Chronicle of Philanthropy: “Six nonprofit projects that aim to combine multiple sets of data to help solve social problems have each won $100,000 grants from the Bill & Melinda Gates Foundation…The winners:
• Pushpa Aman Singh, who founded GuideStar India as an effort of the Civil Society Information Services India. GuideStar India is the most comprehensive database of India’s registered charities. It has profiles of more than 4,000 organizations, and Ms. Singh plans to expand that number and the types of information included.
• Development Initiatives, an international aid organization, to support its partnership with the Ugandan nonprofit Development Research and Training. Together, they are trying to help residents of two districts in Uganda identify a key problem the communities face and use existing data sets to build both online and offline tools to help tackle that challenge…

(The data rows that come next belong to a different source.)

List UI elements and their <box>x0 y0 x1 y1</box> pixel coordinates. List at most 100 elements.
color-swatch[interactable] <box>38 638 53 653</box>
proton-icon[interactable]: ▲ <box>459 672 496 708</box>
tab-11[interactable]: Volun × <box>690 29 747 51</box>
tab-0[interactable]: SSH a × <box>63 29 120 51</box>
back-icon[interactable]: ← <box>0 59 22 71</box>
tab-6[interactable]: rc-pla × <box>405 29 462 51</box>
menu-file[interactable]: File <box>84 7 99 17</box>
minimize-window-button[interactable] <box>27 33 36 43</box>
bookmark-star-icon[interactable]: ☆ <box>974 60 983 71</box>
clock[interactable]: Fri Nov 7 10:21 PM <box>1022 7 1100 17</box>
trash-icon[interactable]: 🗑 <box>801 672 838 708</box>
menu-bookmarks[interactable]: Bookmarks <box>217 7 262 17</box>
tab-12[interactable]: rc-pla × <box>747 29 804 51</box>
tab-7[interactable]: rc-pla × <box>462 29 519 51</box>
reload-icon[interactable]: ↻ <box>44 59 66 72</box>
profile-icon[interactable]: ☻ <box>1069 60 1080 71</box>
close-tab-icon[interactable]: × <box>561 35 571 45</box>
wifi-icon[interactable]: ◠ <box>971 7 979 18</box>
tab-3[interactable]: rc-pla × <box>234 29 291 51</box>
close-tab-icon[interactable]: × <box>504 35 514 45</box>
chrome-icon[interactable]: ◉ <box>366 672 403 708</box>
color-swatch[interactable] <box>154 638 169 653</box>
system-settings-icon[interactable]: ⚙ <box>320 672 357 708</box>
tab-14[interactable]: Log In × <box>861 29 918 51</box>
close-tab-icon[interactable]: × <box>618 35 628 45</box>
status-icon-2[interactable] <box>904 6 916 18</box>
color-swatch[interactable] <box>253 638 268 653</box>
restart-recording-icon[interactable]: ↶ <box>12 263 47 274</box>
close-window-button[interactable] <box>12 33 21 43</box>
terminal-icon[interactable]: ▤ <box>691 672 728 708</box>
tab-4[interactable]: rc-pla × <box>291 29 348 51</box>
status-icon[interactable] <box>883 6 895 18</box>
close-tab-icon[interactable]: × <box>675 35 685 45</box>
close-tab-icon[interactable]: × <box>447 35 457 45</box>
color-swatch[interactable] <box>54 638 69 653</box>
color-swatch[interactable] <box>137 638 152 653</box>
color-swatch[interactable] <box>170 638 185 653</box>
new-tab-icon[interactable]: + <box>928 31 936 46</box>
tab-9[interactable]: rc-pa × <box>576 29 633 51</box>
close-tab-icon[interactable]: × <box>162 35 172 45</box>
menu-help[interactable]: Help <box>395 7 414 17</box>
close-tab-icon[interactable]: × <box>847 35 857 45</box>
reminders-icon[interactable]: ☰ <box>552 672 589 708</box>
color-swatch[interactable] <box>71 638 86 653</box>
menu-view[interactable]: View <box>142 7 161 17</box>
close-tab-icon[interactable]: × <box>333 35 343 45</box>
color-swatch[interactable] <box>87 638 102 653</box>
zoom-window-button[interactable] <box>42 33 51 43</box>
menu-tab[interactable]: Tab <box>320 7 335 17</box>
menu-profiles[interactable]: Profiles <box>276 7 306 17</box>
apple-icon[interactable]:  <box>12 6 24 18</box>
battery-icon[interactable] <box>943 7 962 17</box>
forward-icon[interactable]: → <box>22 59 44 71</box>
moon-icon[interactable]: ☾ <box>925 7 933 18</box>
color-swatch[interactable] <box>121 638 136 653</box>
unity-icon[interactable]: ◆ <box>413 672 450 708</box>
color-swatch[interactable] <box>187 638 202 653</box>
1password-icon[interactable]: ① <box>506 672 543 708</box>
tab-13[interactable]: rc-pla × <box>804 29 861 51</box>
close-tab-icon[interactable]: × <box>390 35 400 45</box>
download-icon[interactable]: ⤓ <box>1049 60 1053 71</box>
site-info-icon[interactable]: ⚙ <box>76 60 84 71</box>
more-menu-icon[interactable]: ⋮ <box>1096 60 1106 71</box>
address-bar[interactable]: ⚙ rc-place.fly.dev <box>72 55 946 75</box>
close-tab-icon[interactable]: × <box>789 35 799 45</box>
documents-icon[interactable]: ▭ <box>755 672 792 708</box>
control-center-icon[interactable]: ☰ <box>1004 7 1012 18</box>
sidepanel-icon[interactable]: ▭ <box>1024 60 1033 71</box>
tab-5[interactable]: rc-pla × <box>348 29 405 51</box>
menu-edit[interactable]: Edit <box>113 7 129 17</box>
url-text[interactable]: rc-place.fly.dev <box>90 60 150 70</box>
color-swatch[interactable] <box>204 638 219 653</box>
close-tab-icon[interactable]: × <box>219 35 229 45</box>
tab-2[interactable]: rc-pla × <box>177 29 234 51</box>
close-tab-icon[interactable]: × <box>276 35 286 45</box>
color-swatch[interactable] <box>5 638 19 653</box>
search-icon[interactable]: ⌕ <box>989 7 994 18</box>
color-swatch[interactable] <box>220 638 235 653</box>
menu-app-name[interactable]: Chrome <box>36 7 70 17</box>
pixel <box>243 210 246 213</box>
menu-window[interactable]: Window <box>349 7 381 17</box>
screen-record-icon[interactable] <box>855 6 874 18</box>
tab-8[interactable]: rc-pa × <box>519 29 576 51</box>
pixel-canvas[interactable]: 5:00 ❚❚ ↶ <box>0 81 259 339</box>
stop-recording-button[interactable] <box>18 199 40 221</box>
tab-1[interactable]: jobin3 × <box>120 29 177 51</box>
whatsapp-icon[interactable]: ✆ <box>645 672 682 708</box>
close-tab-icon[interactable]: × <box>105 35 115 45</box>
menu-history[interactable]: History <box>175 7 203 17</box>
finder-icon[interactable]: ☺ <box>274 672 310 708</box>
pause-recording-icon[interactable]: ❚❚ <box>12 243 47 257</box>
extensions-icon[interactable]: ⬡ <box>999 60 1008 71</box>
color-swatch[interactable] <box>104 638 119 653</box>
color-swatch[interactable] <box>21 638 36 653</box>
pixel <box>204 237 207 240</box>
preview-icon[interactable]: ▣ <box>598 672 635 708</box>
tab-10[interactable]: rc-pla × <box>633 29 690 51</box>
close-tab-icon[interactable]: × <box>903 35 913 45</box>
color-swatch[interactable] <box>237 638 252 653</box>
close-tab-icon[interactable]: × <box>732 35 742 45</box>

• H.V. Jagadish, at the University of Michigan, to develop a prototype that will merge sets of incompatible geographic data to make them comparable. Mr. Jagadish, a professor of electrical engineering and computer science, points to crime precincts and school districts as an example. “We want to understand the impact of education on crime, but the districts don’t quite overlap with the precincts,” he says. “This tool will address the lack of overlap.”
• Vijay Modi, at Columbia University, to work with government agencies and charities in Nigeria on a tool similar to Foursquare, the social network that allows people to share their location with friends. Mr. Modi, a mechanical-engineering professor and faculty member of the university’s Earth Institute, envisions a tool that will help people find important resources more easily…
• Gisli Olafsson and his team at NetHope, a network of aid organizations. The group is building a tool to help humanitarian charities share their data more widely and in real time—potentially saving more lives during disasters…
• Development Gateway, a nonprofit that assists international development charities with technology, and GroundTruth Initiative, a nonprofit that helps residents of communities learn mapping and media skills. The two groups want to give people living in the slums of Nairobi, Kenya, more detailed information about local schools…”

Generating Value from Open Government Data


New paper by Thorhildur JetzekMichel Avital, and Niels Bjørn-Andersen: “A driving force for change in society is the trend towards Open Government Data (OGD). While the value generated by OGD has been widely discussed by public bodies and other stakeholders, little attention has been paid to this phenomenon in the academic literature. Hence, we developed a conceptual model portraying how data as a resource can be transformed to value. We show the causal relationships between four contextual, enabling factors, four types of value generation mechanisms and value. We use empirical data from 61 countries to test these relationships, using the PLS method. The results mostly support the hypothesized relationships. Our conclusion is that if openness is complemented with resource governance, capabilities in society and technical connectivity, use of OGD will stimulate the generation of economic and social value through four different archetypical mechanisms: Efficiency, Innovation, Transparency and Participation.”